The MEDS and CURB-65 scores are the most adequate and feasible tools for the prediction of total 28-day mortality in septic patients presenting at the ED, but they need local recalibration before use in the ED.

摘要

目的

脓毒症与高死亡率相关。由于早期治疗已被证明可降低死亡率,一种能快速且轻松量化患者死亡风险的风险分层工具将有助于指导恰当的治疗。我们从以下两个方面对五个评分进行了研究:(a)预测28天死亡率;(b)它们在急诊科(ED)使用的可行性。

材料与方法

我们在马斯特里赫特大学医学中心(MUMC)的急诊科开展了一项历史性队列研究。2009年8月至2010年8月期间由内科医生收治入院且符合脓毒症标准的患者被纳入研究。使用急诊病历计算急诊科脓毒症死亡率(MEDS)、意识模糊、尿素、呼吸频率、血压、年龄>65岁(CURB - 65)、急性生理与慢性健康状况评估II(APACHE II)、快速急性生理学评分(RAPS)以及快速急诊医学评分(REMS)。主要结局为28天总死亡率。构建受试者工作特征曲线和校准图以评估预测准确性。可行性定义为所有数据均可用的患者比例。

结果

我们纳入了600例患者,其中90例(15%)在28天内死亡。
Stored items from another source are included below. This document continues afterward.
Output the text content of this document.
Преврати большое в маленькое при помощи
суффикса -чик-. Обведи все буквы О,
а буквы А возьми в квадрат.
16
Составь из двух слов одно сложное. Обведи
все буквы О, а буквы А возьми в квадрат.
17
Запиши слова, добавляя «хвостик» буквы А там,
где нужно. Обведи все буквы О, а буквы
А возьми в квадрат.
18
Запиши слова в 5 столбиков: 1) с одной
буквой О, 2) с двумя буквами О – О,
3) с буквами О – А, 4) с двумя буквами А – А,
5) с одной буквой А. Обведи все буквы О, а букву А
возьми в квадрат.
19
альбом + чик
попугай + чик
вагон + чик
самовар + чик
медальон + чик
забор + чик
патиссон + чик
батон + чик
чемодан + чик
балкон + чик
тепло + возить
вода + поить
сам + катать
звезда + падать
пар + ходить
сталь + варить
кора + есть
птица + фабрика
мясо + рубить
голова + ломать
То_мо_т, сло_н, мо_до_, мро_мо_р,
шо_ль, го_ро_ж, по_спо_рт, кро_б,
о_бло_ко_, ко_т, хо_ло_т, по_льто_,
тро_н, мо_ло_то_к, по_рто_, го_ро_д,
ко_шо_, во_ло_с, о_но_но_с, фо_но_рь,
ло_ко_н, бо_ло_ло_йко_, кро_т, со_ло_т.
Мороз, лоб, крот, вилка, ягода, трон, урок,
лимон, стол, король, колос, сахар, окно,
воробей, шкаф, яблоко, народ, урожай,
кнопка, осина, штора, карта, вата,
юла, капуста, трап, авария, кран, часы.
MEDS[曲线下面积(AUC):0.82,95%置信区间(CI)0.78 - 0.87]、CURB - 65(AUC:0.78,95%CI 0.73 - 0.83)和APACHE II(AUC:0.71,95%CI 0.64 - 0.79)对28天总死亡率的区分能力最高,但只有MEDS与REMS(P = 0.007)以及RAPS评分(P < 0.001)之间的差异具有统计学意义。MEDS和CURB - 65在预测28天院内死亡率方面的AUC均高于其他三个评分,但仅MEDS评分与RAPS相比差异具有统计学意义(P = 0.003)。MEDS和CURB - 65均低估了死亡率,尤其是对于较高评分的情况。MEDS、CURB - 65、REMS和RAPS最为可行,因为它们可在超过96%的患者中进行计算。

结论

MEDS和CURB - 65评分是预测急诊科脓毒症患者28天总死亡率最适用且可行的工具,但在急诊科使用前需要进行局部校准。